In yesterday’s email about the joy of Databricks Asset Bundles (DABs) I mentioned configuring your resources based on an environment (dev, prod, test). But how do you parametrize your actual code?
Say your company has uses separate data catalogs for development and production: my_data_dev and my_data_prod. Suppose you have a notebook (or a module imported in this module) that reads from the respective catalog.
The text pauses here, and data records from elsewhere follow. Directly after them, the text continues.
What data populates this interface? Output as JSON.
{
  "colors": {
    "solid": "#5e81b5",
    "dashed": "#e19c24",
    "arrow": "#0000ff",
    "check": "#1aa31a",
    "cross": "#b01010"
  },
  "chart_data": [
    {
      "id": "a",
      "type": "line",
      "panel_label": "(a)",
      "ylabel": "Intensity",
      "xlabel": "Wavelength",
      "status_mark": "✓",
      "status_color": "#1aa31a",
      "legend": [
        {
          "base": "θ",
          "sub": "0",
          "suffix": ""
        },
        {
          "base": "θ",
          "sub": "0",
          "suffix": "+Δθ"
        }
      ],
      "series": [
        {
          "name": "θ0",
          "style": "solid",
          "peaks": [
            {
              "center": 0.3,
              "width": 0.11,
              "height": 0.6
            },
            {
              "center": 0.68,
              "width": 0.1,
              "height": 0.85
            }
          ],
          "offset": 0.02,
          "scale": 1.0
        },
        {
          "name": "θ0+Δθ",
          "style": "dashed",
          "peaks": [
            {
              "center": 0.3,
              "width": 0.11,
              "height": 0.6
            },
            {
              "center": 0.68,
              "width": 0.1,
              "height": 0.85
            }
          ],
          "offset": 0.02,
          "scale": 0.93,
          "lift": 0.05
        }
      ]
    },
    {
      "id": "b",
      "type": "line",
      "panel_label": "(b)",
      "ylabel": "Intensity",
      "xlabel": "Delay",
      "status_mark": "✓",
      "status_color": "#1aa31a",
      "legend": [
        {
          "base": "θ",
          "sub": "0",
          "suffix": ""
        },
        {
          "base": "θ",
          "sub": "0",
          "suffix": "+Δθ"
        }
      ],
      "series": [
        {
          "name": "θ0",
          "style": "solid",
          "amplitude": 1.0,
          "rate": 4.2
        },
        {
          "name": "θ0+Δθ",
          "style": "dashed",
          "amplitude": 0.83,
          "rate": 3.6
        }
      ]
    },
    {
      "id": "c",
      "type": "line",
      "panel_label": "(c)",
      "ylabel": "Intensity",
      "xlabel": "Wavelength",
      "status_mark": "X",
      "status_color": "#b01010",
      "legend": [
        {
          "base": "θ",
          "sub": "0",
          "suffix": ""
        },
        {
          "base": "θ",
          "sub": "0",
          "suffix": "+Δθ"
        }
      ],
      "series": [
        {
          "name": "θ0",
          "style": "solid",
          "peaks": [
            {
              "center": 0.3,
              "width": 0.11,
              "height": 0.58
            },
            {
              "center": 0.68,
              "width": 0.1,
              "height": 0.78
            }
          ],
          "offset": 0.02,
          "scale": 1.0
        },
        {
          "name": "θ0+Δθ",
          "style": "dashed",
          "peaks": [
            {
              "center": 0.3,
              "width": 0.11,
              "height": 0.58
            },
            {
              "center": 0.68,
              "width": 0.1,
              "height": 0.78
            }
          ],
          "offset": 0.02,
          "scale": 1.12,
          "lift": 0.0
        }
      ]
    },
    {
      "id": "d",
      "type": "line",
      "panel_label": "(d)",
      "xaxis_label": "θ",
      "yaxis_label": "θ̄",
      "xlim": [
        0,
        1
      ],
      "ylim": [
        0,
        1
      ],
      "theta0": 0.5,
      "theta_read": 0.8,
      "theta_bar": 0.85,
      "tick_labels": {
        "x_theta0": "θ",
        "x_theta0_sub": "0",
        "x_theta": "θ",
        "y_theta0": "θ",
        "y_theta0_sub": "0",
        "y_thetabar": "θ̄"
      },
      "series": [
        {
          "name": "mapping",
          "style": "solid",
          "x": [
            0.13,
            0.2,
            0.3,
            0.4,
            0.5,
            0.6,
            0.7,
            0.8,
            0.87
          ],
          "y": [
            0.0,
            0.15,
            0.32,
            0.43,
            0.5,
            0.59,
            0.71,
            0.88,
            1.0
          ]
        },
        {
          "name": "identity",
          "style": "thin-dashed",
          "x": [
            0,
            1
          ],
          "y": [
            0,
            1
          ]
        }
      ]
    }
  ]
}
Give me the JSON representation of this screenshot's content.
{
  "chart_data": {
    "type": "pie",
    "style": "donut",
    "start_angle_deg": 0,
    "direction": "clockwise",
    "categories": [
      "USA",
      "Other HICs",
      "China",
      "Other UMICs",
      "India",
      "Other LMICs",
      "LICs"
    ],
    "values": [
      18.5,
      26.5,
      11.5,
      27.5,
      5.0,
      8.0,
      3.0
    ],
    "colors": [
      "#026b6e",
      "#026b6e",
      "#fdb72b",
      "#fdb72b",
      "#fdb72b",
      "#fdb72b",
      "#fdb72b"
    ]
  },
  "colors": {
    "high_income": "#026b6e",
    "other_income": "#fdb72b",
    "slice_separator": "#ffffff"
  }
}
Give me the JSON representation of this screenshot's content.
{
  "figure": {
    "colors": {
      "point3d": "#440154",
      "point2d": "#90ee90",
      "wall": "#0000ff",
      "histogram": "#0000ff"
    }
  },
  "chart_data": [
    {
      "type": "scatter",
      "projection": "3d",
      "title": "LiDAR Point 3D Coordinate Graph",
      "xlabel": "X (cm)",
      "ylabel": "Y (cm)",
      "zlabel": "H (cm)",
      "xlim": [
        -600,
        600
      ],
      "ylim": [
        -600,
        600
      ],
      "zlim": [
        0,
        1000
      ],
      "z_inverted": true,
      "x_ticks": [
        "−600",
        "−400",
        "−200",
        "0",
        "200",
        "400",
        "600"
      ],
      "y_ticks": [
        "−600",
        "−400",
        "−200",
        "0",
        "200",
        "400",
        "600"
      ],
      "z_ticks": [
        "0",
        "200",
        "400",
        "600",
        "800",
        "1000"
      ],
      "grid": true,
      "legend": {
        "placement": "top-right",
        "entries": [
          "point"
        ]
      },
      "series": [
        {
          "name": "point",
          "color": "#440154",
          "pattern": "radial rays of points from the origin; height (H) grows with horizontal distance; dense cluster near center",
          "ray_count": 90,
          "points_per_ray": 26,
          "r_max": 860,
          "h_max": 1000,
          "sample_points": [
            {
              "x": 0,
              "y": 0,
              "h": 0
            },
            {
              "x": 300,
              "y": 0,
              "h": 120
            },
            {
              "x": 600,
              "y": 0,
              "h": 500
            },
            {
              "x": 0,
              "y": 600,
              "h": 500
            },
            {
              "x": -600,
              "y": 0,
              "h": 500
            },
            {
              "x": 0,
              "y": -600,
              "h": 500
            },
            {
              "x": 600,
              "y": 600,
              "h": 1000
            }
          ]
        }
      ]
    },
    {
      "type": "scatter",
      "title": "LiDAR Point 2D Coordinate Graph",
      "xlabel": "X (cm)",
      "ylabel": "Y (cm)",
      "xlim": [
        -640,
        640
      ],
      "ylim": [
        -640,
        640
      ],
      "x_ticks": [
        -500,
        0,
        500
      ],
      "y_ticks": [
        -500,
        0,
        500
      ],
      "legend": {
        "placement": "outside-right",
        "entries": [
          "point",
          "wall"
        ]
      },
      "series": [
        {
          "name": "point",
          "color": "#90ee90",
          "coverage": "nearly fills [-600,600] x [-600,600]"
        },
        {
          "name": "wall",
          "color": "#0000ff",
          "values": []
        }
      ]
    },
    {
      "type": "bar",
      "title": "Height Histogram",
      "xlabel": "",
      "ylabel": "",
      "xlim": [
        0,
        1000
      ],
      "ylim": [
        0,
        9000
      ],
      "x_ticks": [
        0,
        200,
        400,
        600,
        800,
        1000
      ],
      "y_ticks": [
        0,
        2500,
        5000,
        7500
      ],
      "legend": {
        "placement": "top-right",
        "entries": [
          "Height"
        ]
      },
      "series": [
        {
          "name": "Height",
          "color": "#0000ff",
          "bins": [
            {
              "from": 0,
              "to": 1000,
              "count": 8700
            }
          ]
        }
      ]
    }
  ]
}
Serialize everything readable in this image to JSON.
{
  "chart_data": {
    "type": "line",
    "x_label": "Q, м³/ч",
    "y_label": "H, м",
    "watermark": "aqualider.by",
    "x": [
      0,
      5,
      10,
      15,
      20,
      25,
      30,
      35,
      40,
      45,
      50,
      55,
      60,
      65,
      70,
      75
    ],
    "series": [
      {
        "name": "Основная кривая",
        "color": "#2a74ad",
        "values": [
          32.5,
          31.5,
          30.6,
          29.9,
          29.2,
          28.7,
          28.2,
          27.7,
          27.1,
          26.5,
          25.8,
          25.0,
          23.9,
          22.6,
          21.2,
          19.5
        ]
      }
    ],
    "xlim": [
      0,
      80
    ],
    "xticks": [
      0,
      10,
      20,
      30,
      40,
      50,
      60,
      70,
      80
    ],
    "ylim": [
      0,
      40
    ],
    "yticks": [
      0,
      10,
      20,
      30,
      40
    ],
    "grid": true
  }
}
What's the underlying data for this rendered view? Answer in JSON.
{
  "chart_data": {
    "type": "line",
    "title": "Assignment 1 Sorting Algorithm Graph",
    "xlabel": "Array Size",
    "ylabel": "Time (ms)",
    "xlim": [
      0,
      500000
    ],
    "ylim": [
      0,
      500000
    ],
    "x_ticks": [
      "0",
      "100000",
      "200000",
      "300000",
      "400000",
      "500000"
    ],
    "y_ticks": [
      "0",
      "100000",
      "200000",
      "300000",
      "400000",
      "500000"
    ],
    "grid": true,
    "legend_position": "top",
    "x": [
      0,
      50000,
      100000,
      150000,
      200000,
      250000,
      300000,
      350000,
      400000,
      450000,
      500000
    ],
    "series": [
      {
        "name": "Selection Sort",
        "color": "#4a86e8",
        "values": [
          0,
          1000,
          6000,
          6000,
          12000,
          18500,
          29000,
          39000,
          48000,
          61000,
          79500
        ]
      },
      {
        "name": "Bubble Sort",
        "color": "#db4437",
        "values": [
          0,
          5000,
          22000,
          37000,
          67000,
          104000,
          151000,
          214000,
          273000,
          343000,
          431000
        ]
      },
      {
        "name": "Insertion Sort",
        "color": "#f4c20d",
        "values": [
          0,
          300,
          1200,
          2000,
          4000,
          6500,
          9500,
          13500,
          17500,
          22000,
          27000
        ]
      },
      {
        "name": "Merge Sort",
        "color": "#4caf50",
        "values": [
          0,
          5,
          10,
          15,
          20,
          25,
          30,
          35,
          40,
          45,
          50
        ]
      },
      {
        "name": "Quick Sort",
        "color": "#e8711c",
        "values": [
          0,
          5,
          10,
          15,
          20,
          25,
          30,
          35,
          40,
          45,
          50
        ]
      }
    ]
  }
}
How can you keep the same code, without hardcoding both catalog names?
Pass the values as a notebook parameter:
Passing Values as Notebook Parameters
Databricks notebooks have widgets that allow to define parameters than can be used in the code:
my_parameter = dbutils.widgets.get("my_parameter")
It’s possible to set the value of this widget via DABs:
task:
task_key: Run_Daily_Tests
notebook_task:
notebook_path: src/run_daily_tests_notebook
base_parameters:
my_parameter: ${var.my_parameter_value}
Notice the ${var.my_parameter_value}
. This is a DAB variable that has to be declared, and can be assigned a value in the databricks.yml file:
Declaration
Added to the root of the databricks.yml file:
variables:
my_parameter:
description: "Some really important parameter"
Assignment
Set the value for this parameter for a particular target (environment):
targets:
dev:
mode: development
workspace:
host: https://adb-xxxxxxxxxxxxxxx.azuredatabricks.net
variables:
my_parameter_value: "twenty one"
prod:
mode: production
workspace:
host: https://adb-yyyyyyyyyyyyyyy.azuredatabricks.net
variables:
my_parameter_value: "thirty two"
Now, both Databricks notebooks can have exactly the same code, but a different value for my_parameter
.